In terms of structuring the interview we suggest the 80/20 rule: 80% of the time spent on the interview is for you to learn about the job seeker and determine if they have the right skills, while 20% is selling the role/opportunity to the candidate. Also, consider giving information (20%) before asking for information (80%). Passive job seekers are harder to engage with, breaking the ice and sharing information leads to further engagement. Plus, giving information can easily be overlooked, but it’s important to remember that part of your responsibility is selling them on the organization and the position itself. This also requires you to understand the role and the need the organization is looking to address by filling it.
We know that sounds pushy, but we also know how easy it is to be on the phone and still peruse email, Facebook, Twitter, shop or check the sports scores. We are encouraging you not to do so. To assess a candidate is to focus on each response, to ask follow-up questions and recognize concerns that emerge in the course of the dialogue. All of this potentially undermined when you are distracted and your focus is elsewhere.

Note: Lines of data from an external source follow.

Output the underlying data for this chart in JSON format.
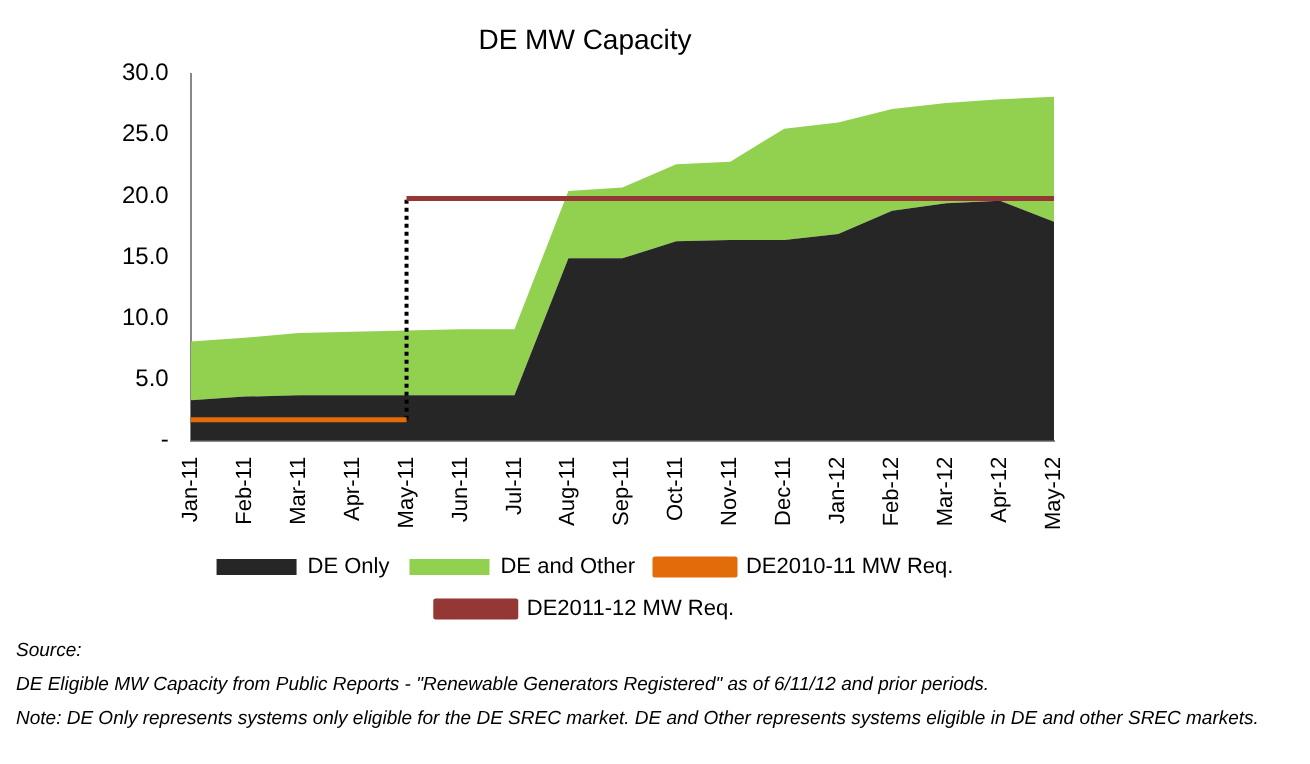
{
  "chart_data": {
    "type": "area",
    "title": "DE MW Capacity",
    "stacked": true,
    "categories": [
      "Jan-11",
      "Feb-11",
      "Mar-11",
      "Apr-11",
      "May-11",
      "Jun-11",
      "Jul-11",
      "Aug-11",
      "Sep-11",
      "Oct-11",
      "Nov-11",
      "Dec-11",
      "Jan-12",
      "Feb-12",
      "Mar-12",
      "Apr-12",
      "May-12"
    ],
    "series": [
      {
        "name": "DE Only",
        "color": "#262626",
        "values": [
          3.3,
          3.6,
          3.7,
          3.7,
          3.7,
          3.7,
          3.7,
          14.9,
          14.9,
          16.3,
          16.4,
          16.4,
          16.9,
          18.8,
          19.4,
          19.6,
          17.9
        ]
      },
      {
        "name": "DE and Other",
        "color": "#92d050",
        "values": [
          4.8,
          4.8,
          5.1,
          5.2,
          5.3,
          5.4,
          5.4,
          5.5,
          5.8,
          6.3,
          6.4,
          9.1,
          9.1,
          8.3,
          8.2,
          8.3,
          10.2
        ]
      },
      {
        "name": "DE2010-11 MW Req.",
        "type": "line",
        "color": "#e36c0a",
        "values": [
          1.7,
          1.7,
          1.7,
          1.7,
          1.7,
          null,
          null,
          null,
          null,
          null,
          null,
          null,
          null,
          null,
          null,
          null,
          null
        ]
      },
      {
        "name": "DE2011-12 MW Req.",
        "type": "line",
        "color": "#953735",
        "values": [
          null,
          null,
          null,
          null,
          19.8,
          19.8,
          19.8,
          19.8,
          19.8,
          19.8,
          19.8,
          19.8,
          19.8,
          19.8,
          19.8,
          19.8,
          19.8
        ]
      },
      {
        "type": "line",
        "line_style": "dotted",
        "color": "#000000",
        "x": [
          "May-11",
          "May-11"
        ],
        "values": [
          1.7,
          19.8
        ]
      }
    ],
    "ylim": [
      0,
      30
    ],
    "yticks": [
      {
        "value": 0,
        "label": "-"
      },
      {
        "value": 5,
        "label": "5.0"
      },
      {
        "value": 10,
        "label": "10.0"
      },
      {
        "value": 15,
        "label": "15.0"
      },
      {
        "value": 20,
        "label": "20.0"
      },
      {
        "value": 25,
        "label": "25.0"
      },
      {
        "value": 30,
        "label": "30.0"
      }
    ],
    "grid": false,
    "legend": "bottom",
    "annotations": [
      "Source:",
      "DE Eligible MW Capacity from Public Reports - \"Renewable Generators Registered\" as of 6/11/12 and prior periods.",
      "Note: DE Only represents systems only eligible for the DE SREC market. DE and Other represents systems eligible in DE and other SREC markets."
    ]
  }
}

The Types of Questions to Ask in an Interview
The phone interview is about viability, fit and addressing concerns, and so the questions you want to ask to be about these things too. We recommend organizing your thinking in these areas:
Questions pertaining to the candidate’s career plans allow you to open an interview as a dialogue. They also let you better assess fit and whether this is someone who can grow with the company.

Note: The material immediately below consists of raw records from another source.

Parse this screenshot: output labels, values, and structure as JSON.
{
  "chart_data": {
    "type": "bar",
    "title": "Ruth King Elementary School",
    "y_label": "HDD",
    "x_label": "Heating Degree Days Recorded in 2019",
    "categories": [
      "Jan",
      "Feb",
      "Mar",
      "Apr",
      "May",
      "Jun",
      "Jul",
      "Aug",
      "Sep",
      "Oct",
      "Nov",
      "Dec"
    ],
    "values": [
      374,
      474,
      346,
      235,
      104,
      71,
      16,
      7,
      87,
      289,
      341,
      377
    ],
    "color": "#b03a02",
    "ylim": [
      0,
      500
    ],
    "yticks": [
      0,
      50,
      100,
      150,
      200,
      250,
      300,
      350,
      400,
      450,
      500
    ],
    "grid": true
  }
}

What They’re Best At, and What They Don’t Like
Again, this is about fit, but it’s also about recognizing that these interviews serve to screen whether candidates should move forward to the next stage of the process. If the candidate provides answers to questions about what they’re best at or don’t like about a job, which don’t fit your needs or vision for the position, or if in doing they can’t assuage your concerns about their resume, you now know you can move on without them.

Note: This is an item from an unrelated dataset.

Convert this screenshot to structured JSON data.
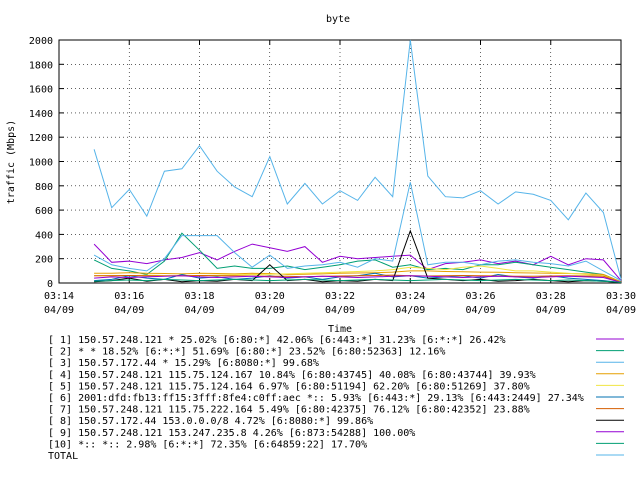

This is where you evaluate if the candidate’s job history is aligned with where you want them to be for your position. If the candidate is invited to the next stage you can dig into the minutiae of their day-to-day experiences then, but at this stage you want to get a feel for how these jobs went, what they accomplished and their perceptions of what those organizations think of their performance.
Additional Considerations for Your Interview Questions
Having explored the questions to focus on and the need for a plan, we also suggest you think about the following:
- If you are not conducting the phone interviews yourself, make sure the interviewers you use have been trained and that you are using use a small pool of people to conduct the interviews. Consistency in the interview panel will ensure that all candidates are measured in the same fashion.
- Similarly, whether you are conducting the interviews, or assigning others to do so, seek consistency in the questions being asked as well. Again, the focus here is on being able to measure the candidates in a way that allows for an equal comparison. It starts with a consistent pool of interviewers, it continues with a consistent group of questions.
- Ideally, the interview is a dialogue between the interviewer and candidate, and while you want to ask the questions you need to ask, you want to be sure you ask the candidates if they have questions for you. You’re responsible for selling them on the position as well and answering their questions will help you do so. It will also give you a chance to learn more about them, for example, whether they are curious, passionate about their work or the work of your organization and whether they’ve done their homework.
- Not all information needs to be covered in the first conversation. That's not to say you are not hammering at the essentials, but leaving a more sensitive or direct question to a follow-up interview shortly after you schedule them for the next round, or see their resume, puts you in a position to open the candidate up.
- In a similar vein, engage the candidates enough to drive the additional interviews/conversations with the executive team. Leave some room for ambiguity, it's exciting for the candidate to not perceive that they think they know everything about the environment/opportunity. Give them just enough to keep the conversations open.
- But ultimately recognize, that not every phone interview leads to interest in the first job you discuss with a candidate. Trying to sell too hard is a red flag. Play it cool and provide a consultative approach. The perception on talent acquisition/recruiters is not always the best. Being a good person doesn’t cost you anything and you will be noticed for your actions.